Corruption: Violent Extremism, Kleptocracy, and the Dangers of Failing Governance, Hearing Before the Committee on Foreign Relations, United States Senate, One Hundred Fourteenth Congress, Second Session, June 30, 2016   [open pdf - 786KB]

This testimony compilation is from the June 30, 2016 hearing "Corruption: Violent Extremism, Kleptocracy, and the Dangers of Failing Governance" before the U.S. Senate Committee on Foreign Relations. From the statement of Gayle Smith: "Chairman Corker, Ranking Member Cardin, and distinguished members of the Committee: thank you for inviting me here to discuss the United States Agency for International Development's work to combat corruption across the globe. I want to thank you for shining a light on this important topic, and for your continued leadership and ongoing commitment to root out corruption and advance accountability and transparency. Corruption takes on many forms, from the bribery of public officials to collusion in public procurement to the wholesale theft of government assets. Although its different forms may cause varying degrees of harm, corruption as a whole tears at the fabric of society and hinders inclusive economic growth and democratic governance.
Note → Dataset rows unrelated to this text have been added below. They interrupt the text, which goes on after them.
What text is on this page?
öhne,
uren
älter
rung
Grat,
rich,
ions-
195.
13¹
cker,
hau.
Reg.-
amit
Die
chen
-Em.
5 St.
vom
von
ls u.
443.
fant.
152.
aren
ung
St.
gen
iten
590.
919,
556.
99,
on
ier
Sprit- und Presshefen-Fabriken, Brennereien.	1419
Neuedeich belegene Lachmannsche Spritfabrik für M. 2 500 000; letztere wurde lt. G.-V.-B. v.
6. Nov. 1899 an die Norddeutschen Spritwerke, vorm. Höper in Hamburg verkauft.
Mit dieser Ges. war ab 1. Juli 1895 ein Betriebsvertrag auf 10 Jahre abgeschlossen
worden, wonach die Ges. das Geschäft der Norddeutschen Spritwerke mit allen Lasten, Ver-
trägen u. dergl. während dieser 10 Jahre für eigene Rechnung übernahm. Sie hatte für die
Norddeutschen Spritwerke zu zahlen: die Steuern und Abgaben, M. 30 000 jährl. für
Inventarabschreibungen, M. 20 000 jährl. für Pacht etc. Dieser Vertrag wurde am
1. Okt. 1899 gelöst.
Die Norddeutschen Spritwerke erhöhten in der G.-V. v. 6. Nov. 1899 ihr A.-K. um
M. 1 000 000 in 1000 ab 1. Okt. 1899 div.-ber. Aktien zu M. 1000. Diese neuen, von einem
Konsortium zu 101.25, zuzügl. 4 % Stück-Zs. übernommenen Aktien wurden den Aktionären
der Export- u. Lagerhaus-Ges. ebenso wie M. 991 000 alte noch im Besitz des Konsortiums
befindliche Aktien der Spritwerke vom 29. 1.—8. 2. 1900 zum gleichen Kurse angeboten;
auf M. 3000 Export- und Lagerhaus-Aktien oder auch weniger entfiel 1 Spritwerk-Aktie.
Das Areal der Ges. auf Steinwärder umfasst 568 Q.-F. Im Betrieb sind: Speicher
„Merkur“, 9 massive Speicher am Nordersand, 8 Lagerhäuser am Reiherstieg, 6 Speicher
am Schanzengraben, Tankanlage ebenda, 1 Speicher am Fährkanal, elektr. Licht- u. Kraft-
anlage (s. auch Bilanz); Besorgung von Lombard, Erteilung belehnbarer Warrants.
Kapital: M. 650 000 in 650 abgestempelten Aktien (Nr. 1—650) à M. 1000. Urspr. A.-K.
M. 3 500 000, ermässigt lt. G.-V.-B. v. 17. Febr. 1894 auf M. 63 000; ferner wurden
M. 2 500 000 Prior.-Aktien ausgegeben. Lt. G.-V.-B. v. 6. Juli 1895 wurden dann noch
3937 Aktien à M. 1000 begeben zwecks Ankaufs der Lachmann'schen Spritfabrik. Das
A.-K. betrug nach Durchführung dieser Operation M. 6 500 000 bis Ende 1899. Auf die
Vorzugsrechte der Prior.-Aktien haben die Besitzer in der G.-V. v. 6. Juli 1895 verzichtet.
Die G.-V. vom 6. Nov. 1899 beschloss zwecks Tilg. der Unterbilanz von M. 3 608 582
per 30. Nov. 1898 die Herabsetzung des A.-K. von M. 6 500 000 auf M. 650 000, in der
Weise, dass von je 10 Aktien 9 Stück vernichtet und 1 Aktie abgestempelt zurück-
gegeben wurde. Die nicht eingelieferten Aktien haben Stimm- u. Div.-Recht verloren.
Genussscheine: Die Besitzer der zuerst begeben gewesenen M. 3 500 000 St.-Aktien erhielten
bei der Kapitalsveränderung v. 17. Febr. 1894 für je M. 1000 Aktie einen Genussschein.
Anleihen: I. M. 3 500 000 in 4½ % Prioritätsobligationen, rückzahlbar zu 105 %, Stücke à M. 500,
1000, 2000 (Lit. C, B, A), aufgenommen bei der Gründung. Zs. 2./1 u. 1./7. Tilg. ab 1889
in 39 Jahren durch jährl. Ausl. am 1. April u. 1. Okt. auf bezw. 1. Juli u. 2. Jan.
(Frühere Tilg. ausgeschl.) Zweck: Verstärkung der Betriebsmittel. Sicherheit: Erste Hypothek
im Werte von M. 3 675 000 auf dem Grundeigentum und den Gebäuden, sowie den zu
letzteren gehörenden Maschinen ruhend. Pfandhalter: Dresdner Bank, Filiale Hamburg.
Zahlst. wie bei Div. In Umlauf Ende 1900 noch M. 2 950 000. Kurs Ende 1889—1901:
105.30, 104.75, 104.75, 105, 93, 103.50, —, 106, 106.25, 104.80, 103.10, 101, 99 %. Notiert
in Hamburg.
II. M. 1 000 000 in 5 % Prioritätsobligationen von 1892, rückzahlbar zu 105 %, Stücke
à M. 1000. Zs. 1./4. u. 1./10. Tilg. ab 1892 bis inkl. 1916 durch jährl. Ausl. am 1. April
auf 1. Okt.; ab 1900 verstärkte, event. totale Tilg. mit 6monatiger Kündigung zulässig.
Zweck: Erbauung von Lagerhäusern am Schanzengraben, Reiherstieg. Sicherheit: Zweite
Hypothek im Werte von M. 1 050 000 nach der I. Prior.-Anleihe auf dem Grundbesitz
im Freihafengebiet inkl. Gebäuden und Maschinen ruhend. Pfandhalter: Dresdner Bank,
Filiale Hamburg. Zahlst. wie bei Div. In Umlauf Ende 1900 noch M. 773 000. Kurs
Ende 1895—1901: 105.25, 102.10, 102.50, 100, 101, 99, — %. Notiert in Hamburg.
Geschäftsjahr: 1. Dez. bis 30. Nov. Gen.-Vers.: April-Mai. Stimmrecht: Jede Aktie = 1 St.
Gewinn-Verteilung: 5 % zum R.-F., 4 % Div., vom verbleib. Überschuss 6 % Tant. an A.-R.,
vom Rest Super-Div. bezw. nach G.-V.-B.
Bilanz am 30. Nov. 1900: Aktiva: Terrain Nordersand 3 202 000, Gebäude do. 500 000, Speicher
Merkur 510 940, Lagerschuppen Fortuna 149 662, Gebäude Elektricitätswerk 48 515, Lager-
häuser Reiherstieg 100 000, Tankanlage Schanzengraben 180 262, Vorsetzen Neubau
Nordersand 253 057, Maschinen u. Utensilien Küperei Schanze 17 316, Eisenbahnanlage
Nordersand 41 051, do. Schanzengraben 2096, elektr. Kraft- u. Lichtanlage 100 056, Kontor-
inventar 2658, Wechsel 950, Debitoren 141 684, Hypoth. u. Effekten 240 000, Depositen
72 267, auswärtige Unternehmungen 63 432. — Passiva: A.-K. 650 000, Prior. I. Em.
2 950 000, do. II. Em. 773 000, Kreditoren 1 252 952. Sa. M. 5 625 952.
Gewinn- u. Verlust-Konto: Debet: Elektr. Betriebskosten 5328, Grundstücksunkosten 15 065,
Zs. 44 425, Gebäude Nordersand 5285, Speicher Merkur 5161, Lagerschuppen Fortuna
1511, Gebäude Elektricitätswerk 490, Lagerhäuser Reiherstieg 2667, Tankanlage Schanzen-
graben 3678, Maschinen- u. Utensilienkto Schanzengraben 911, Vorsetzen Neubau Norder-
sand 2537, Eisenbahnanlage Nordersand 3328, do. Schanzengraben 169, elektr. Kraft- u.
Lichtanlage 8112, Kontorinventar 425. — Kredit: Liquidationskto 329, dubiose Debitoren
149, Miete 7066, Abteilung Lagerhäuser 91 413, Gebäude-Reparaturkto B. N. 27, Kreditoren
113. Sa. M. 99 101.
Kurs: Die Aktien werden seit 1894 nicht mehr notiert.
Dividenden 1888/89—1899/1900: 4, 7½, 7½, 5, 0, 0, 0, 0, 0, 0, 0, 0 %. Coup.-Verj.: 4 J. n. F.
Additionally, corruption poses major security risks to the United States, often enabling radicalization and violent extremism and fueling political instability and conflict. That is why President Obama views corruption as a fundamental obstacle to peace, prosperity, and human rights, and our Administration has sought to elevate anti-corruption efforts across our foreign policy and development agendas." Statements, letters, and materials submitted for the record include those of the following: Gayle Smith, Tomasz P. Malinowski, Carl Gershman, and Sarah Chayes.